Déléguée syndicale fédérale à la FNAS-FO, trésorière du Syndicat départemental de l'Action sociale (SDAS), membre de l'UL… Isabelle Knockaert, auxiliaire de vie sociale à Lille (Nord) et militante très impliquée, place au cœur de son engagement l'amélioration des conditions de travail de ses collègues.
«Ce matin, je donnais une douche à ce monsieur de deux mètres, explique Isabelle Knockaert, déléguée syndicale FO de la Maison de l'aide à domicile à Lille. Malheureusement je ne le reverrai plus, il va être admis en Ehpad. C'est dommage, je l'aimais bien, j'étais la seule avec qui il acceptait de se laver.» Cette auxiliaire de vie sociale (AVS) depuis vingt-deux ans et mère de trois enfants adore son métier. Elle y a ajouté un engagement syndical fort, lequel, soutenu par 48 heures de délégation par mois, se concrétise par divers mandats assumés.
Isabelle est trésorière du Syndicat départemental de l'Action sociale dans le Nord (SDAS), élue au conseil fédéral de la FNAS-FO et membre de sa commission de contrôle des conflits. «Mais pour l'instant, je n'ai pas eu à connaître de conflit», indique celle qui est aussi, au sein de la fédération FO, négociatrice dans la branche de l'aide à domicile. Autre ajout à un emploi du temps déjà chargé, elle milite à l'union locale FO, où elle est également membre de la commission de contrôle des conflits. «Je suis quelqu'un d'actif, tout le temps, je ne pourrais pas m'arrêter», explique-t-elle.
Sa découverte de l'univers syndical remonte au début des années 2010. À l'époque, elle a déjà connu plusieurs employeurs dans le secteur de l'aide à domicile et en Ehpad. «J'ai été employée en tant qu'AVS mais faisant fonction d'aide-soignante, raconte-t-elle.

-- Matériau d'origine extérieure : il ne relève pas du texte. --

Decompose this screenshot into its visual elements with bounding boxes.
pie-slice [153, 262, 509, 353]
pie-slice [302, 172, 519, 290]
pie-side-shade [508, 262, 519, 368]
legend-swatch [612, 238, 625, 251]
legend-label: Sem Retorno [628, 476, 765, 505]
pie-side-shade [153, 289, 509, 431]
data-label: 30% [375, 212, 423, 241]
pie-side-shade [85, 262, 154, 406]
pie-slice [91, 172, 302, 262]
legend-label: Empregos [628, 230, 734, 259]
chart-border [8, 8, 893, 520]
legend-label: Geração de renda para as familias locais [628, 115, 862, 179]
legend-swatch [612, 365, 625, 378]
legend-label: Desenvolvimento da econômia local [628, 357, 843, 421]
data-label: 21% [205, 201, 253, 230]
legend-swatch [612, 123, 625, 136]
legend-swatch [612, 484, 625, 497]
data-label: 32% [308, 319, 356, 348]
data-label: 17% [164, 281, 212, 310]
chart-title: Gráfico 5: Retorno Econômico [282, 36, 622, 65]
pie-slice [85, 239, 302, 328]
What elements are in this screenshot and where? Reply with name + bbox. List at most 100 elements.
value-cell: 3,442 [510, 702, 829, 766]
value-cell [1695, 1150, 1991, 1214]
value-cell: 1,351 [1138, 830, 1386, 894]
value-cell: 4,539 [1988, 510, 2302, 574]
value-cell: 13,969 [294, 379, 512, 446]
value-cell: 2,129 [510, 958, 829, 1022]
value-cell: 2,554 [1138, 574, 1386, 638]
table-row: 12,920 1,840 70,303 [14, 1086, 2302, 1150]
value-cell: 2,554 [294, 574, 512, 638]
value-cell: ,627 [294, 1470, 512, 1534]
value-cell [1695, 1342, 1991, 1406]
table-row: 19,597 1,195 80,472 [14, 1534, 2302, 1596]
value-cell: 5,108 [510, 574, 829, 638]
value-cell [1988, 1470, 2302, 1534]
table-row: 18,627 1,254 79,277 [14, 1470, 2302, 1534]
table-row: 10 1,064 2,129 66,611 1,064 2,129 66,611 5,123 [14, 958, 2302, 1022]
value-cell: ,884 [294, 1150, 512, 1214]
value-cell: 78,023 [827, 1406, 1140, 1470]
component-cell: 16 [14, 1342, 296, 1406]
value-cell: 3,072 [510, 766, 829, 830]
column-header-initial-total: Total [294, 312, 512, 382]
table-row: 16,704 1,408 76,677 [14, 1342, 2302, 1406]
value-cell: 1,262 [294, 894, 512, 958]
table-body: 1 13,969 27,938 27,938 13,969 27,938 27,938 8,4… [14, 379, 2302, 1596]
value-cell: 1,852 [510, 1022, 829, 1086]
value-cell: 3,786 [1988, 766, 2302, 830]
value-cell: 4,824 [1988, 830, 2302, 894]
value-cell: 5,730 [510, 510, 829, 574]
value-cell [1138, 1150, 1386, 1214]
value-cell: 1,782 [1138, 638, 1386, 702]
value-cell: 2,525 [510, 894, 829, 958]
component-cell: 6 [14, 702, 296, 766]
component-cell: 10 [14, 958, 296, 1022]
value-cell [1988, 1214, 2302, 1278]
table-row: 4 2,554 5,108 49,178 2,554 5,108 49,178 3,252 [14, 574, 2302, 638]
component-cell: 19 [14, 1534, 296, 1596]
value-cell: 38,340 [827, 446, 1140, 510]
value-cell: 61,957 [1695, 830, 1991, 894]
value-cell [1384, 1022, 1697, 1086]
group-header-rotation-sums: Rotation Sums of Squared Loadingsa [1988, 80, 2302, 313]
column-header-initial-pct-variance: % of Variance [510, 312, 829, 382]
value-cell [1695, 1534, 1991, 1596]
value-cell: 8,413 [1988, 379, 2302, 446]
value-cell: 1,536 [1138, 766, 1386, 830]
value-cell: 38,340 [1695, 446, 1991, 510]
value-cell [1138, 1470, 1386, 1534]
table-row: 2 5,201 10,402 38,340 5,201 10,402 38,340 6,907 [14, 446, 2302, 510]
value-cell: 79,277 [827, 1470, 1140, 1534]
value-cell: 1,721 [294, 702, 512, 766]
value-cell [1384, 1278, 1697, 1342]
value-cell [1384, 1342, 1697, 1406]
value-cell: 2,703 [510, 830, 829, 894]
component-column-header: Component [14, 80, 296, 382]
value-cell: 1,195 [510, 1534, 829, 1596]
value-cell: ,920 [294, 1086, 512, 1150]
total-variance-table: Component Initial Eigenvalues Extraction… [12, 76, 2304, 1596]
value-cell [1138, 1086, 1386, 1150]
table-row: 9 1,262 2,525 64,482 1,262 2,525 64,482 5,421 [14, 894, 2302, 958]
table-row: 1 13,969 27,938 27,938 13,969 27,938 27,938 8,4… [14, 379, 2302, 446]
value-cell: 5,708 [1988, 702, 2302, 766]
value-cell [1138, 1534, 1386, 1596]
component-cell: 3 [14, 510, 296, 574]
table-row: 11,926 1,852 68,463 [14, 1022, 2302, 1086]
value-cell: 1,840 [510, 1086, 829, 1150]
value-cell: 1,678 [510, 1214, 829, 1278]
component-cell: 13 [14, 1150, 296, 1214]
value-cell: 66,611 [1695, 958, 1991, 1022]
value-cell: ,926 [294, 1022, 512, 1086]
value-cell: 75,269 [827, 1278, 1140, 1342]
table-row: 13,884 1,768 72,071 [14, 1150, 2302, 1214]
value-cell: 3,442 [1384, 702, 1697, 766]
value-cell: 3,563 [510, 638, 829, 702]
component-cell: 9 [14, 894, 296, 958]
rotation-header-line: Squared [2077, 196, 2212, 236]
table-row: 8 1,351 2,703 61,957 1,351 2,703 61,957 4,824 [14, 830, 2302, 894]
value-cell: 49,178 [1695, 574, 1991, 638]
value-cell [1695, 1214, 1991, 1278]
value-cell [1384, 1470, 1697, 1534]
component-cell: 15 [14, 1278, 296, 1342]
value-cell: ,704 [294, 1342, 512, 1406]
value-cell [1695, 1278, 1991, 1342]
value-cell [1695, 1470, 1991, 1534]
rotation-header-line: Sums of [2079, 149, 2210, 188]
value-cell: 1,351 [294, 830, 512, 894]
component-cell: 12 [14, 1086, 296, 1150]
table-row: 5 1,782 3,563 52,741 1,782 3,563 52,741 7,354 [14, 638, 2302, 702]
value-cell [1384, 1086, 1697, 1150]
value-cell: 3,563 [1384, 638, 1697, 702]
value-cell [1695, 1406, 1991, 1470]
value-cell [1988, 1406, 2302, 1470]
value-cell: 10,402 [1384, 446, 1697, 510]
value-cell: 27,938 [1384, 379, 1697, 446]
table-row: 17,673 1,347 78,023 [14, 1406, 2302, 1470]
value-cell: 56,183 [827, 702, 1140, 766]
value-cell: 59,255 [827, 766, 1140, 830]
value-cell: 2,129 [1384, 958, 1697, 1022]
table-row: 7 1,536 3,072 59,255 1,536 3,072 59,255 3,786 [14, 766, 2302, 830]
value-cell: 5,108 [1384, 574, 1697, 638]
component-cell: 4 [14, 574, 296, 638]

Un jour j'ai découvert qu'une de mes collègues qui me demandait des explications sur sa fiche de paie était payée plus que moi alors que j'avais davantage d'ancienneté.» Ni une ni deux, elle interpelle la direction et demande à être rémunérée selon la même convention que sa collègue. «J'ai obtenu d'être payée sur la même grille, avec même un rattrapage de salaire.»
Lorsqu'elle quitte l'établissement pour retourner travailler dans le secteur de l'aide à domicile elle est approchée par un des syndicats de sa nouvelle association employeuse pour figurer sur une liste aux élections professionnelles. «J'étais à une position qui ne m'a pas permis d'avoir un siège, en revanche FO m'a repérée. Avec David Legrand, qui était alors le DS FO de la Maison de l'aide à domicile, on a discuté, je suis allée à des AG… J'avais envie de vivre quelque chose, je voulais aider les salariés alors je me suis lancée dans l'aventure.»
Enquêtes sur les accidents du travail
Le premier engagement sera de participer à la relance du SDAS-FO du Nord. Isabelle se serait bien vue archiviste au sein du syndicat mais ses compétences l'amènent sur un autre ter- rain. «Titulaire d'un CAP de comptabilité, je me suis retrouvée trésorière adjointe.» Auprès du trésorier, elle apprend alors toutes les notions comptables propres à un syndicat. Trois ans après, la militante devient trésorière. Le SDAS 59 reprend des couleurs, jusqu'à devenir le syndicat départemental FO de l'Action sociale qui rassemble le plus d'adhérents en France. «330 cartes à ce jour», souligne la militante avec fierté. «Entre-temps je n'ai pas vu les années passer.»
Les années passent cependant et les mandats syndicaux se multiplient pour lsabelle, très engagée pour la défense des conditions de travail des salariés du secteur. «En tant que déléguée syndicale j'aime beaucoup travailler en CSSCT sur les accidents du travail, explique-t-elle. Enquêter pour voir ce qui les a provoqués, vérifier si le professionnel était bien formé et l'appartement correctement aménagé... Physiquement, moi je suis bien démolie et j'aimerais que les plus jeunes ne subissent pas la même chose. D'autant qu'il existe aujourd'hui des moyens de prévention : lève-malades, tapis antidérapant, etc.»
Lorsqu'elle sera à la retraite, Isabelle n'abandonnera pas pour autant la vie syndicale. «La retraite, ce n'est pas pour tout de suite, mais lorsque j'y serai, j'adhérerai alors certainement à l'Union confédérale des retraités FO», prévoit la sexagénaire. Et puis avec trois petites-filles, deux chats, un oiseau et les polars qu'elle aime à lire et regarder sur petit écran, l'ennui ne sera toujours pas inscrit à son agenda.